“Nur’un Yirmi Birinci Lem’a-i İhlâs’ında izah edildiği gibi, haklı şûrâ ihlâs ve tesanüdü (dayanışmayı) netice verdiğinden, üç elif yüz on bir olduğu gibi, ihlâs ve tesanüd-ü hakikî ile, üç adam yüz adam kadar millete fayda verebilir. Ve on adamın, hakikî ihlâs ve tesanüd ve meşveretin sırrı ile bin adam kadar iş gördüklerini çok vukuat-ı tarihiye (tarihî olaylar) bize haber veriyor.”
Bu çok manidar cümlelerde iç içe geçmiş derin mesajları ifade edecek şekilde kullanılan anahtar kelime ve kavramları “ihlâs, tesanüd ve meşveret” olarak özetleyebiliriz.
Bunlar birbirini tamamlayıp güçlendiren üç temel prensip. Hakikî bir tesanüd ve dayanışma, sadece Allah rızası için bir araya gelen ve birbirlerini Allah için sevip, yine Allah yolundaki hizmetler için omuz omuza veren insanlar arasında tesis edilebilir. Bunların dışında başka hesapların araya girdiği ilişkilerde gerçek bir dayanışma olmaz; geçici ve konjonktürel birliktelikler, bazan basit ve sıradan sebeplerle, kısa zamanda dağılma riski taşır.

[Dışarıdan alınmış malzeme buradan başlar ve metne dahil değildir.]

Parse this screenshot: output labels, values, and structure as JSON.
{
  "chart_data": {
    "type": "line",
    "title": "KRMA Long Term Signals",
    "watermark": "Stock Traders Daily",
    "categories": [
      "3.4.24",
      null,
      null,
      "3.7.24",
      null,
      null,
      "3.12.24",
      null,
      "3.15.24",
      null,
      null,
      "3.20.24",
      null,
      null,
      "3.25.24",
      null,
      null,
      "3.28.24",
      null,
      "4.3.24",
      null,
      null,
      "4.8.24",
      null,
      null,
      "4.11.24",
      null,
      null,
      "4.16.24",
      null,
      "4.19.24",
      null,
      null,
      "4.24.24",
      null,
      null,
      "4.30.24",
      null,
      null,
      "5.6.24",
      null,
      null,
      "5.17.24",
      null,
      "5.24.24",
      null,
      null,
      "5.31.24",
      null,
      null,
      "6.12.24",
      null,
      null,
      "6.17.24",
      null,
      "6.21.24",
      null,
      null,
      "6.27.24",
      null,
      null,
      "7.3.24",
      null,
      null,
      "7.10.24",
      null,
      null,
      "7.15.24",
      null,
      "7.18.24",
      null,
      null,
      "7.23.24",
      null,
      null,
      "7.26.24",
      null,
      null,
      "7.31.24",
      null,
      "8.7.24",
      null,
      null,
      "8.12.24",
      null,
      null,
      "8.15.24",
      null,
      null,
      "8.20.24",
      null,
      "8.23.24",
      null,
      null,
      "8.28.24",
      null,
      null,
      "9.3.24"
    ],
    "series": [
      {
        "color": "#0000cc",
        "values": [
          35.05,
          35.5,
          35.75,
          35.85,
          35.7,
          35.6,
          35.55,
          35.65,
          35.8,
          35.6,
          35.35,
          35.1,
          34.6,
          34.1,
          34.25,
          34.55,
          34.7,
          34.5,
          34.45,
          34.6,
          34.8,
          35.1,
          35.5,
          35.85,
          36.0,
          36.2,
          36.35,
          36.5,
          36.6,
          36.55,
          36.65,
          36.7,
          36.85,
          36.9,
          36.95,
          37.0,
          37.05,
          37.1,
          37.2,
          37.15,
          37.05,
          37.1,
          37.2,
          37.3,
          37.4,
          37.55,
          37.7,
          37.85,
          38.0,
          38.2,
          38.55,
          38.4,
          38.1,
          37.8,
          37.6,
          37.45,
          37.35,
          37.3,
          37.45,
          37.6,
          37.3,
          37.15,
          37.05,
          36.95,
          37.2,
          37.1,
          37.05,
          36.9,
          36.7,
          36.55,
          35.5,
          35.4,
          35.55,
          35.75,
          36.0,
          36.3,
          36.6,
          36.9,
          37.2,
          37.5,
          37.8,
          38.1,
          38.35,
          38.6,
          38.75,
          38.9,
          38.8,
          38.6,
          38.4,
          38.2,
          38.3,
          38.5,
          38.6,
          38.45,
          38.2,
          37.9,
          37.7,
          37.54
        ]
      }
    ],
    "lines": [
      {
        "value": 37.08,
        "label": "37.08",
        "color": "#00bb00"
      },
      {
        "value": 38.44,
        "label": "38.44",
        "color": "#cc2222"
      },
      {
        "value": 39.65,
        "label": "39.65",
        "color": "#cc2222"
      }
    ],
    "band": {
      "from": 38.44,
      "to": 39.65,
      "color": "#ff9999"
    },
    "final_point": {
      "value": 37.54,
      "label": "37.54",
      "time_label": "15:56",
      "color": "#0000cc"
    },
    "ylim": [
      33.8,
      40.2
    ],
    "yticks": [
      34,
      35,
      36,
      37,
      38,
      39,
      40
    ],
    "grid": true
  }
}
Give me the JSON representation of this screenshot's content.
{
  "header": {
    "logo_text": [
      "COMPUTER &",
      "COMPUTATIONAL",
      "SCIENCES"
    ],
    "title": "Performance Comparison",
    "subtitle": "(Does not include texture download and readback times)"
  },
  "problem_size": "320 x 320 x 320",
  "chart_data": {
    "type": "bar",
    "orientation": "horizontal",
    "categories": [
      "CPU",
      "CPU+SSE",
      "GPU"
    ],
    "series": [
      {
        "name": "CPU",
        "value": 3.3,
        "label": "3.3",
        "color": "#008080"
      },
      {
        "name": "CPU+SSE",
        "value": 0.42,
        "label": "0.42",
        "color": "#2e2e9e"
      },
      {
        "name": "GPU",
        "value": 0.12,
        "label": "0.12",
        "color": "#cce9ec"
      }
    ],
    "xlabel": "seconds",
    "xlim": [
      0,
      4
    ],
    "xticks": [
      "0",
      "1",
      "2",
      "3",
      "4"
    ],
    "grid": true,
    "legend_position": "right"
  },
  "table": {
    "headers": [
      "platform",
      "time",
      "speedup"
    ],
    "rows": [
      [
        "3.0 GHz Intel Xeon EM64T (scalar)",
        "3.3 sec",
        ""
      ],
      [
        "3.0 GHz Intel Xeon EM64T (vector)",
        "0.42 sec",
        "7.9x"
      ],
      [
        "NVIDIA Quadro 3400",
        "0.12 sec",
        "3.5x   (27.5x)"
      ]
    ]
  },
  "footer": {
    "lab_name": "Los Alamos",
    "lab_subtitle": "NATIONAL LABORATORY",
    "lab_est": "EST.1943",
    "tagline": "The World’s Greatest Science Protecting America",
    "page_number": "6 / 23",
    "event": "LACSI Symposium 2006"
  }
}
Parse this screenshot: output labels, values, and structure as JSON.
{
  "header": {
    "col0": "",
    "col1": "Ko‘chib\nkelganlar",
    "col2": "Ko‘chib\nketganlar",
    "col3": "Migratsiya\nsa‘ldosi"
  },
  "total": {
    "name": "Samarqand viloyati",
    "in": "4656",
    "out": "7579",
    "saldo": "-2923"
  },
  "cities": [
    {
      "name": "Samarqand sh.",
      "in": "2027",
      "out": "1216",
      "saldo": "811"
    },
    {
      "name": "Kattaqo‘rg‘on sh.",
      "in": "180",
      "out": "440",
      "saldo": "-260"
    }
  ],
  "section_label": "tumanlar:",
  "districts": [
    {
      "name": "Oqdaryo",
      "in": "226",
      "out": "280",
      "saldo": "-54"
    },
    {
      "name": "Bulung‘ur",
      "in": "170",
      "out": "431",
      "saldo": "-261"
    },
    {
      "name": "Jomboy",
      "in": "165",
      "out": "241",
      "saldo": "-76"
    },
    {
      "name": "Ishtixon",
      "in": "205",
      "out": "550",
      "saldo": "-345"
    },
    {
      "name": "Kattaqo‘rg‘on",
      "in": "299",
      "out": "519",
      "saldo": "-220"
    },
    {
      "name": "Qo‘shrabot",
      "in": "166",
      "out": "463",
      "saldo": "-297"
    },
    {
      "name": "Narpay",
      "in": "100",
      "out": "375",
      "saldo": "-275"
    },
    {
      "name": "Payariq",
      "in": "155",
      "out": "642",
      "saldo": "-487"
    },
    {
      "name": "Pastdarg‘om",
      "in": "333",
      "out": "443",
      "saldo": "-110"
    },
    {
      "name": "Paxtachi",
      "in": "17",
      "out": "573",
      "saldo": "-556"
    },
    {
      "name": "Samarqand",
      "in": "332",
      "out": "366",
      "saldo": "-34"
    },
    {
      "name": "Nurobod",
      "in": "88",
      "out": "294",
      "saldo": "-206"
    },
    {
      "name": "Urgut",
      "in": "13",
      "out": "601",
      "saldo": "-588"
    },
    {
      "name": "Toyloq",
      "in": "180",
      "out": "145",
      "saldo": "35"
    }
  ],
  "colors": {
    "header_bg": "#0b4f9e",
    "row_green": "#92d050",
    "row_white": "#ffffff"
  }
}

Samimî bir tesanüdün başarılması, mensuplarının iç dünyalarındaki ihlâsı ve samimiyeti kuvvetlendirir. Böyle ihlâsa dayalı bir tesanüd ve dayanışmayı koruyup geliştirerek devam ettirebilmenin yolu ise, “haklı şûrâ” olarak ifade edilen prensibi hakkıyla yaşayıp hayata intikal ettirebilmekten geçer.
Peki, neden düz bir ifadeyle “meşveret, şûrâ, istişare” demek yerine “haklı şûrâ” tabiri tercih ediliyor? Bunun hikmeti ne olabilir?
Burada da çok önemli incelik ve nüanslar var. Bir defa herşeyden önce istişarelerin münhasıran hakkı bulma niyet ve kastıyla, görüşülen konuda en doğru ve isabetli karara varabilmek amacıyla yapılması gerekiyor.
Bunun için, müzakere edilen husustaki ana çerçeveyi belirleyen ölçü ve prensiplerin esas alındığı bir zeminde, her fikrin doğru bilgilere dayalı olarak hür bir şekilde—yapıcı ve samimî bir üslûpla—ifade edilip saygı gördüğü, herkesin ifade edilen fikirlere önyargılardan uzak bir şekilde odaklanıp onlardan en doğru ve sağlıklı sonuçları çıkarmaya çalıştığı dinamik bir katılım ortamının sağlanması şart.
Bu noktada düşünce ve ifade hürriyeti son derece hayatî ve kritik bir öneme sahip.